Ma il governo sta cercando di stroncare le spinte regionali e riaprire con regole condivise il 4 maggio..

Il punto è che aprire tutti il 4 maggio è sbagliato! Non tutte le regioni sono pronte, non si conosce l’incidenza della malattia per giorno, per regioni e per classi di popolazione… insomma, è un pasticcio. E d’altronde è sotto gli occhi di tutti: può la Lombardia essere paragonata alla Calabria o alla Sicilia? Sono regioni che hanno casi diversi e capacità di affrontarli diversi, e comunque né per l’una né per le altre sappiamo quali sono i contagi giornalieri. Io rimango basito. Queste sono le cose che non vanno bene: sa quante persone sono state abbandonate a se stesse in questo periodo? Non ne ha idea…

Con chi dovremmo prendercela?

Chiaramente l’epidemia era un evento in qualche modo imprevedibile, nel senso che non era successo in 80 anni: il fatto che non  fossimo preparati è deprecabile ma può essere in qualche modo giustificato. Quello che non è giustificabile è riaprire essendo ancora impreparati: questo proprio non va bene.

Molti hanno seguito le indicazioni dell’Organizzazione mondiale della Sanità (Oms), ma si sono rivelate sbagliatissime. Perché l’Oms ha sbagliato?

Perché non prevedevano il fatto che ci fosse un grande numero di asintomatici, essenzialmente.

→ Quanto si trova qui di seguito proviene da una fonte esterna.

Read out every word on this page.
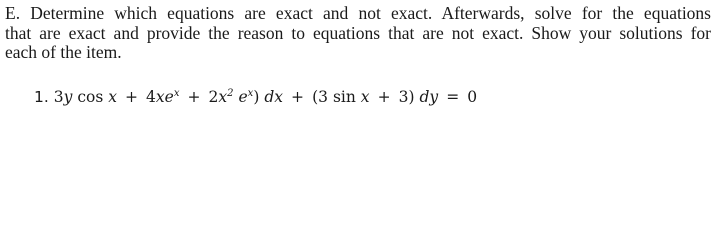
E. Determine which equations are exact and not exact. Afterwards, solve for the equations
that are exact and provide the reason to equations that are not exact. Show your solutions for
each of the item.

1. 3y $\cos x + 4xe^x + 2x^2$ $e^x$) dx  +  (3 sin x  +  3) dy  =  0
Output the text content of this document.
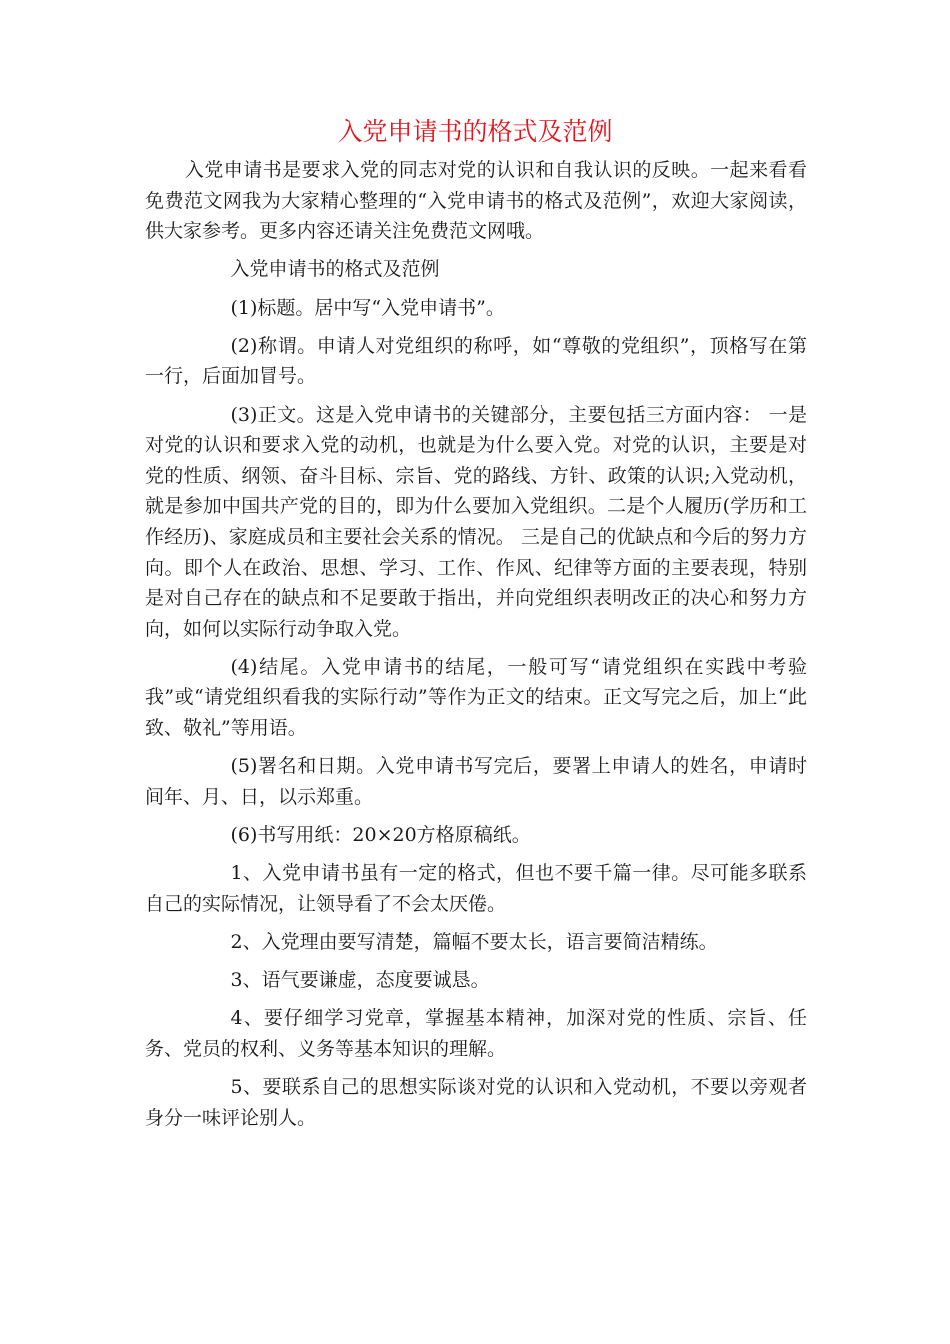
入党申请书的格式及范例

入党申请书是要求入党的同志对党的认识和自我认识的反映。一起来看看免费范文网我为大家精心整理的“入党申请书的格式及范例”，欢迎大家阅读，供大家参考。更多内容还请关注免费范文网哦。

入党申请书的格式及范例

(1)标题。居中写“入党申请书”。

(2)称谓。申请人对党组织的称呼，如“尊敬的党组织”，顶格写在第一行，后面加冒号。

(3)正文。这是入党申请书的关键部分，主要包括三方面内容： 一是对党的认识和要求入党的动机，也就是为什么要入党。对党的认识，主要是对党的性质、纲领、奋斗目标、宗旨、党的路线、方针、政策的认识;入党动机，就是参加中国共产党的目的，即为什么要加入党组织。二是个人履历(学历和工作经历)、家庭成员和主要社会关系的情况。 三是自己的优缺点和今后的努力方向。即个人在政治、思想、学习、工作、作风、纪律等方面的主要表现，特别是对自己存在的缺点和不足要敢于指出，并向党组织表明改正的决心和努力方向，如何以实际行动争取入党。

(4)结尾。入党申请书的结尾，一般可写“请党组织在实践中考验我”或“请党组织看我的实际行动”等作为正文的结束。正文写完之后，加上“此致、敬礼”等用语。

(5)署名和日期。入党申请书写完后，要署上申请人的姓名，申请时间年、月、日，以示郑重。

(6)书写用纸：20×20方格原稿纸。

1、入党申请书虽有一定的格式，但也不要千篇一律。尽可能多联系自己的实际情况，让领导看了不会太厌倦。

2、入党理由要写清楚，篇幅不要太长，语言要简洁精练。

3、语气要谦虚，态度要诚恳。

4、要仔细学习党章，掌握基本精神，加深对党的性质、宗旨、任务、党员的权利、义务等基本知识的理解。

5、要联系自己的思想实际谈对党的认识和入党动机，不要以旁观者身分一味评论别人。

Si sono basati su studi cinesi e i cinesi non sono mai stati trasparenti, né sull’inizio della malattia né sul numero dei casi: parliamo di un Paese in cui la trasparenza non è un valore e tutte le informazioni che fornisce vanno prese come un certo scetticismo. Invece l’Oms le ha prese come oro colato e la ha trasmesse a tutto il mondo, con le conseguenze che stiamo vedendo.

E lei come ha fatto a decidere che l’Oms stava sbagliando?

Noi ce ne siamo accorti facendo i tamponi a Vo’: ci siamo resi conto che c’era una percentuale grandissima di persone asintomatiche ma positive.

Aver insistito sui tamponi è stato essenziale, insomma. Ma voi lo avete detto a tutti gli altri per avvertirli?

Certo. Lo abbiamo detto a tutti e si trattava inoltre di dati disponibili, forniti a tutti dal Veneto. Chi avesse voluto, avrebbe potuto vederli, capirli, usarli.